The titular event itself becomes unavoidable. Dominik plays up its strangeness, executing the sequence with almost peaceful elegance. It is ripe, too, with complicity on the part of the victim, a player in a game only he understands. Even as circumstances overtake him, Bob grasps the extremes of his situation; Affleck's skill is to convey turmoil and smug pride in the same instant.

Beyond the core narrative, The Assassination of Jesse James by the Coward Robert Ford retains its power. Jesse roams the countryside, checking on his erstwhile comrades' fealty and sniffing out rumours of betrayal and bounties. Dominik girds this wandering existence with a beautifully delicate score, courtesy of Nick Cave and Warren Ellis, and Roger Deakins's peerless cinematography. 

From the snow-scarred vastness of the American interior, and the golden haze of endless cornfields, to the blurred and dreamlike frames that Deakins introduces intermittently, the film's aesthetic is an outright triumph. Indeed, the exhilaration of an early train robbery, conducted in the gloom of a Missouri night and illuminated by the glow of the silhouetted assailants' lanterns, previews what is to follow.

In spite of the leads' omnipotence, an outstanding supporting cast is afforded space to shine. Rockwell is typically brilliant as good-natured Charley, whose cheeky spirit eventually gives way to hobbling sadness, while Jeremy Renner's Wood Hite is an old confederate boasting a ruthless streak and many a grudge. His conflict with fellow bandit Dick Liddil – played, with lascivious charm, by Paul Schneider – amounts to a key element of the overarching story.

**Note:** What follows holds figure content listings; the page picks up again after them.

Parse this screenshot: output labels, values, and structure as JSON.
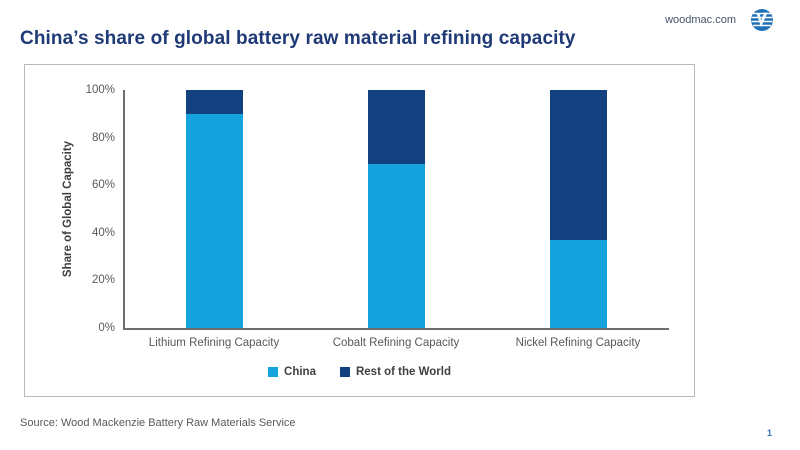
{
  "header": {
    "site": "woodmac.com",
    "logo": "woodmac-logo"
  },
  "title": "China’s share of global battery raw material refining capacity",
  "chart_data": {
    "type": "bar",
    "stacked": true,
    "title": "China’s share of global battery raw material refining capacity",
    "categories": [
      "Lithium Refining Capacity",
      "Cobalt Refining Capacity",
      "Nickel Refining Capacity"
    ],
    "series": [
      {
        "name": "China",
        "color": "#14a3dd",
        "values": [
          90,
          69,
          37
        ]
      },
      {
        "name": "Rest of the World",
        "color": "#13407e",
        "values": [
          10,
          31,
          63
        ]
      }
    ],
    "xlabel": "",
    "ylabel": "Share of Global Capacity",
    "ylim": [
      0,
      100
    ],
    "yticks": [
      0,
      20,
      40,
      60,
      80,
      100
    ],
    "ytick_suffix": "%",
    "grid": false,
    "legend_position": "bottom"
  },
  "footer": {
    "source": "Source: Wood Mackenzie Battery Raw Materials Service",
    "page_number": "1"
  }
}
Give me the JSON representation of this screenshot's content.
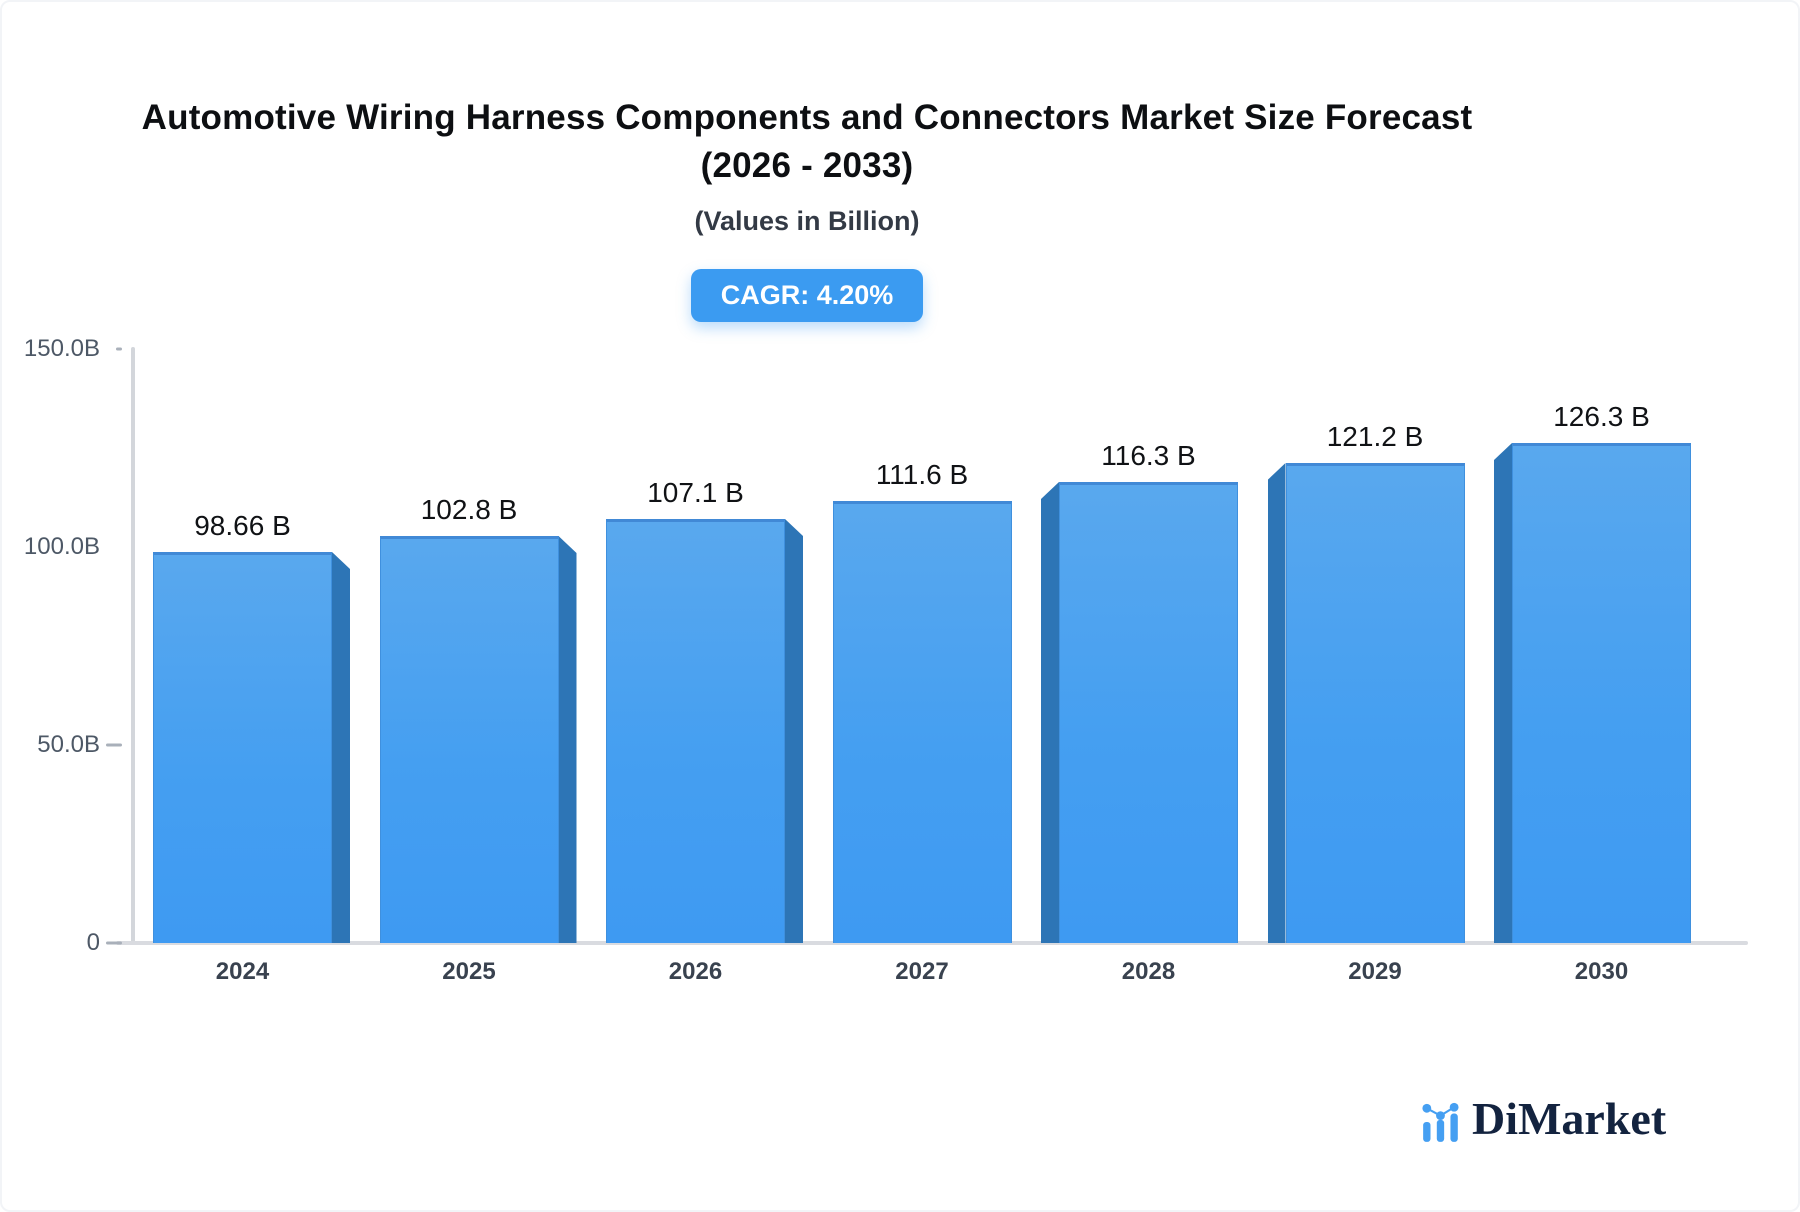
{
  "title": {
    "line1": "Automotive Wiring Harness Components and Connectors Market Size Forecast",
    "line2": "(2026 - 2033)",
    "subtitle": "(Values in Billion)",
    "cagr_label": "CAGR: 4.20%"
  },
  "chart_data": {
    "type": "bar",
    "title": "Automotive Wiring Harness Components and Connectors Market Size Forecast (2026 - 2033)",
    "subtitle": "(Values in Billion)",
    "cagr": "4.20%",
    "categories": [
      "2024",
      "2025",
      "2026",
      "2027",
      "2028",
      "2029",
      "2030"
    ],
    "values": [
      98.66,
      102.8,
      107.1,
      111.6,
      116.3,
      121.2,
      126.3
    ],
    "value_labels": [
      "98.66 B",
      "102.8 B",
      "107.1 B",
      "111.6 B",
      "116.3 B",
      "121.2 B",
      "126.3 B"
    ],
    "xlabel": "",
    "ylabel": "",
    "ylim": [
      0,
      150
    ],
    "y_ticks": [
      {
        "label": "150.0B",
        "value": 150
      },
      {
        "label": "100.0B",
        "value": 100
      },
      {
        "label": "50.0B",
        "value": 50
      },
      {
        "label": "0",
        "value": 0
      }
    ],
    "grid": false,
    "legend": false,
    "colors": {
      "bar_top": "#59a8ee",
      "bar_bottom": "#3e9af2",
      "bar_side": "#2d75b6",
      "bar_edge": "#4189d6",
      "axis_line": "#d3d6db",
      "badge_bg": "#3b9bf1",
      "badge_text": "#ffffff"
    }
  },
  "logo": {
    "text": "DiMarket"
  }
}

Elsewhere, Garret Dillahunt stands out as a lonely, dimwitted farmer, who may or may not have snitched on his fellow fugitives, and an unsmiling Shepard crafts a grizzled gunslinger far more able to weather the storm of a changing world than his odd younger brother. Credit must also go to editorial assistant and voice actor Hugh Ross, who narrates the tale in clipped, graceful tones. 

An extended coda illustrates life after Jesse. It suggests that Bob did indeed gain the renown he sought, along with the kind of wearied maturity that might have once served him well. Yet, there is a fine line between acclaim and infamy, one that is impossible to define. In craving the former so desperately, Robert Ford's footwork proved too clumsy for comfort.